As the dangers of sunbeds became known, some governments have taken steps to ban them, at least for young teenagers. But forsaking sun beds is not enough. Also important is to wear sunscreen every day, not just at the beach. Unfortunately, even when people don’t purposefully refuse to use it while sunbathing for fear it will prevent them from developing a tan, they either don’t apply enough product, or slather it on often enough (how many bother to reapply it, even after swimming?) or choose a bottle not labelled as broad-spectrum.
Not using your sunscreen correctly will make your skin prone to sunburns, skin cancer and premature aging. Yes, because UV rays make your skin develop wrinkles and sun spots a lot sooner than they would otherwise appear. We spend millions of dollars every year on creams, fillers, and surgical procedures to get rid of wrinkles, and yet we often ignore the main thing that will prevent them in the first place: sun protection. And we often do this in the name of beauty, to get a tan. Ironic, isn’t it?
Of course, there is always fake tan. That, at least, is safe. Or not? Well, a bottle of self-tanner won’t give you cancer, but it can send a very dangerous message. It tells you that your pale skin is ugly. It implies that women with fair skin aren’t beautiful and, as a result, worthy of love.
But why? Who has decided that pale skin is less attractive than a bronzed complexion? And why? The self-tanning industry has created a problem that simply wasn’t there before and provided us with a quick-fix solution. They’re making billions of dollars by preying on our insecurities that we’re not good enough. And, sadly, we’ll never be good enough. There will always be someone who won’t hesitate to use body shame, and exploit or invent “flaws”, to make a quick buck.

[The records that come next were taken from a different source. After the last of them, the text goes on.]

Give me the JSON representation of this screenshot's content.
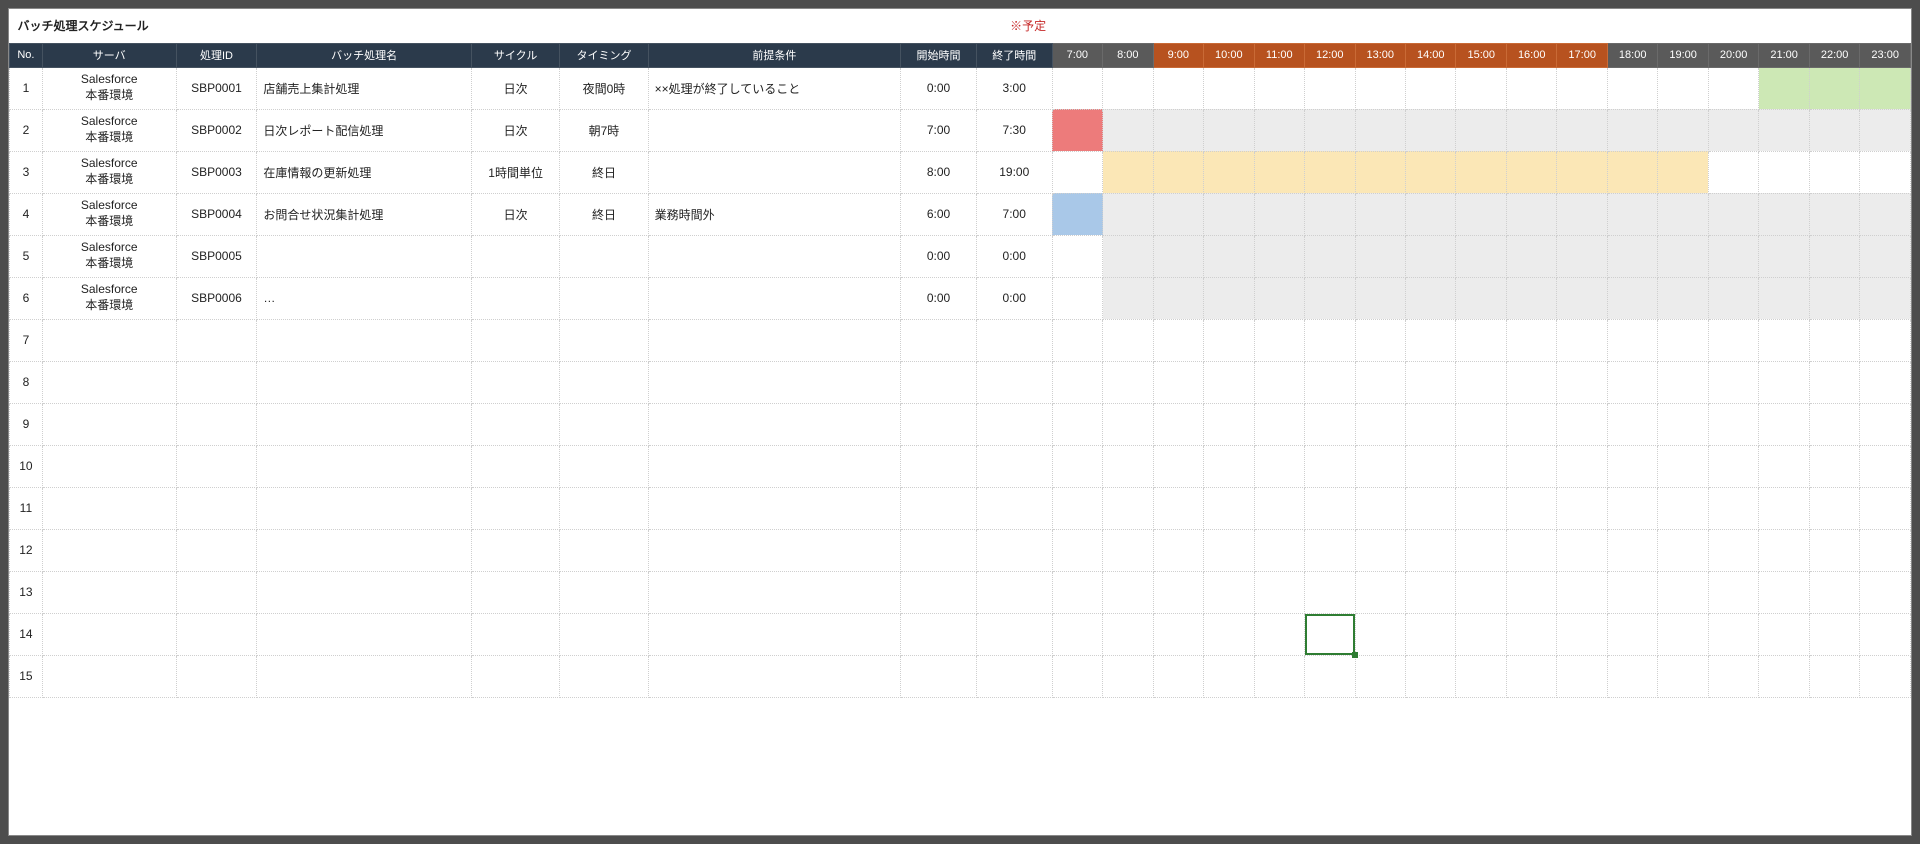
{
  "title": "バッチ処理スケジュール",
  "note": "※予定",
  "columns": {
    "no": "No.",
    "server": "サーバ",
    "procId": "処理ID",
    "procName": "バッチ処理名",
    "cycle": "サイクル",
    "timing": "タイミング",
    "cond": "前提条件",
    "start": "開始時間",
    "end": "終了時間"
  },
  "hours": [
    {
      "label": "7:00",
      "style": "dk"
    },
    {
      "label": "8:00",
      "style": "dk"
    },
    {
      "label": "9:00",
      "style": "or"
    },
    {
      "label": "10:00",
      "style": "or"
    },
    {
      "label": "11:00",
      "style": "or"
    },
    {
      "label": "12:00",
      "style": "or"
    },
    {
      "label": "13:00",
      "style": "or"
    },
    {
      "label": "14:00",
      "style": "or"
    },
    {
      "label": "15:00",
      "style": "or"
    },
    {
      "label": "16:00",
      "style": "or"
    },
    {
      "label": "17:00",
      "style": "or"
    },
    {
      "label": "18:00",
      "style": "dk"
    },
    {
      "label": "19:00",
      "style": "dk"
    },
    {
      "label": "20:00",
      "style": "dk"
    },
    {
      "label": "21:00",
      "style": "dk"
    },
    {
      "label": "22:00",
      "style": "dk"
    },
    {
      "label": "23:00",
      "style": "dk"
    }
  ],
  "rows": [
    {
      "no": "1",
      "server": "Salesforce\n本番環境",
      "procId": "SBP0001",
      "procName": "店舗売上集計処理",
      "cycle": "日次",
      "timing": "夜間0時",
      "cond": "××処理が終了していること",
      "start": "0:00",
      "end": "3:00",
      "gantt": {
        "fills": [
          {
            "from": 21,
            "to": 24,
            "color": "green"
          }
        ],
        "shade": false
      }
    },
    {
      "no": "2",
      "server": "Salesforce\n本番環境",
      "procId": "SBP0002",
      "procName": "日次レポート配信処理",
      "cycle": "日次",
      "timing": "朝7時",
      "cond": "",
      "start": "7:00",
      "end": "7:30",
      "gantt": {
        "fills": [
          {
            "from": 7,
            "to": 8,
            "color": "red"
          }
        ],
        "shade": true
      }
    },
    {
      "no": "3",
      "server": "Salesforce\n本番環境",
      "procId": "SBP0003",
      "procName": "在庫情報の更新処理",
      "cycle": "1時間単位",
      "timing": "終日",
      "cond": "",
      "start": "8:00",
      "end": "19:00",
      "gantt": {
        "fills": [
          {
            "from": 8,
            "to": 20,
            "color": "yellow"
          }
        ],
        "shade": false
      }
    },
    {
      "no": "4",
      "server": "Salesforce\n本番環境",
      "procId": "SBP0004",
      "procName": "お問合せ状況集計処理",
      "cycle": "日次",
      "timing": "終日",
      "cond": "業務時間外",
      "start": "6:00",
      "end": "7:00",
      "gantt": {
        "fills": [
          {
            "from": 7,
            "to": 8,
            "color": "blue"
          }
        ],
        "shade": true
      }
    },
    {
      "no": "5",
      "server": "Salesforce\n本番環境",
      "procId": "SBP0005",
      "procName": "",
      "cycle": "",
      "timing": "",
      "cond": "",
      "start": "0:00",
      "end": "0:00",
      "gantt": {
        "fills": [],
        "shade": true,
        "shadeFrom": 8
      }
    },
    {
      "no": "6",
      "server": "Salesforce\n本番環境",
      "procId": "SBP0006",
      "procName": "…",
      "cycle": "",
      "timing": "",
      "cond": "",
      "start": "0:00",
      "end": "0:00",
      "gantt": {
        "fills": [],
        "shade": true,
        "shadeFrom": 8
      }
    },
    {
      "no": "7"
    },
    {
      "no": "8"
    },
    {
      "no": "9"
    },
    {
      "no": "10"
    },
    {
      "no": "11"
    },
    {
      "no": "12"
    },
    {
      "no": "13"
    },
    {
      "no": "14"
    },
    {
      "no": "15"
    }
  ],
  "selected": {
    "row": 14,
    "hourIndex": 5
  },
  "chart_data": {
    "type": "gantt",
    "x_hours": [
      7,
      8,
      9,
      10,
      11,
      12,
      13,
      14,
      15,
      16,
      17,
      18,
      19,
      20,
      21,
      22,
      23
    ],
    "business_hours": {
      "start": 9,
      "end": 18
    },
    "series": [
      {
        "name": "店舗売上集計処理",
        "procId": "SBP0001",
        "start": "0:00",
        "end": "3:00",
        "color": "green",
        "wrap_next_day": true,
        "bar_hours": [
          21,
          22,
          23
        ]
      },
      {
        "name": "日次レポート配信処理",
        "procId": "SBP0002",
        "start": "7:00",
        "end": "7:30",
        "color": "red",
        "bar_hours": [
          7
        ]
      },
      {
        "name": "在庫情報の更新処理",
        "procId": "SBP0003",
        "start": "8:00",
        "end": "19:00",
        "color": "yellow",
        "bar_hours": [
          8,
          9,
          10,
          11,
          12,
          13,
          14,
          15,
          16,
          17,
          18,
          19
        ]
      },
      {
        "name": "お問合せ状況集計処理",
        "procId": "SBP0004",
        "start": "6:00",
        "end": "7:00",
        "color": "blue",
        "bar_hours": [
          7
        ]
      }
    ]
  }
}
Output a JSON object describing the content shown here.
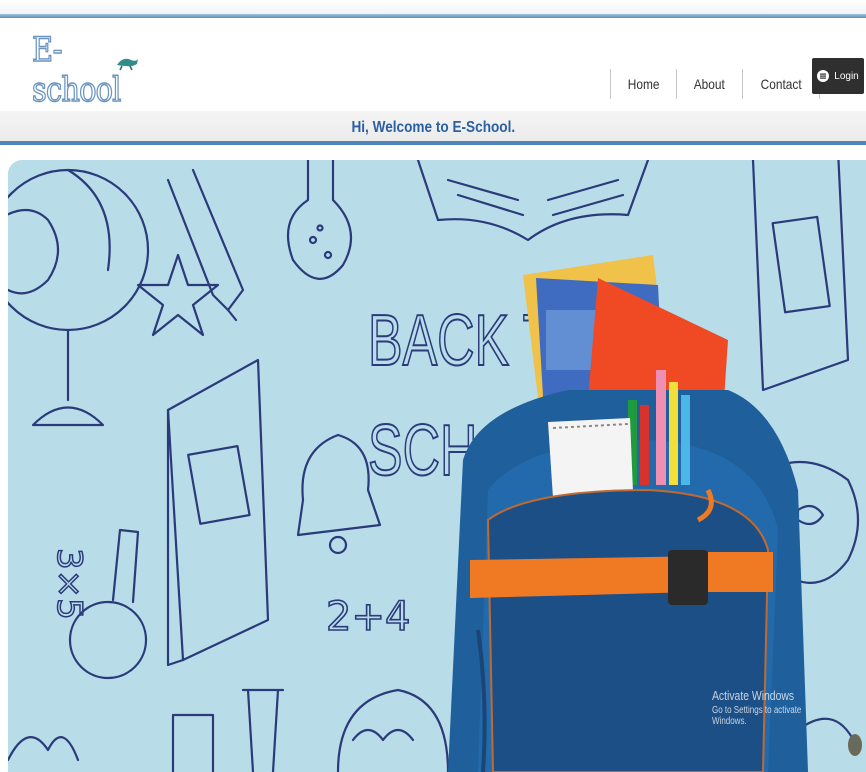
{
  "logo": {
    "text": "E-school"
  },
  "nav": {
    "home": "Home",
    "about": "About",
    "contact": "Contact",
    "login": "Login"
  },
  "welcome": "Hi, Welcome to E-School.",
  "hero": {
    "headline_line1": "BACK TO",
    "headline_line2": "SCHOOL",
    "doodle_math": "3×5",
    "doodle_sum": "2+4"
  },
  "watermark": {
    "title": "Activate Windows",
    "subtitle": "Go to Settings to activate Windows."
  },
  "colors": {
    "accent": "#4e87b7",
    "welcome_text": "#2b5fa3",
    "hero_bg": "#b8dce8",
    "doodle_ink": "#2a3a7a",
    "login_bg": "#2f2f2f",
    "bag_blue": "#1f5f9c",
    "strap_orange": "#f07a23"
  },
  "icons": {
    "logo": "turtle-bird-icon",
    "login": "user-icon"
  }
}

But we don’t have to buy into this conditioning. It’s high time that we start to love our skin tones. I am a white, ghostly pale Caucasian girl. I own it, and I’m proud of it. Whatever your skin tone is, you should embrace it too. You don’t need a tan (or, a skin-lightening product if you live in a society where pale is the beauty ideal) to look gorgeous. You already are.
And if you really must get a tan, get one in a bottle. But only do so if you genuinely love that bronzed look, not because you’re ashamed of your skin tone, or because all your friends are doing it. Don’t succumb to pressure. Be your own gorgeous self. Always.
Do you tan? If so, do you do it because you like it, or because you hate your natural skin colour?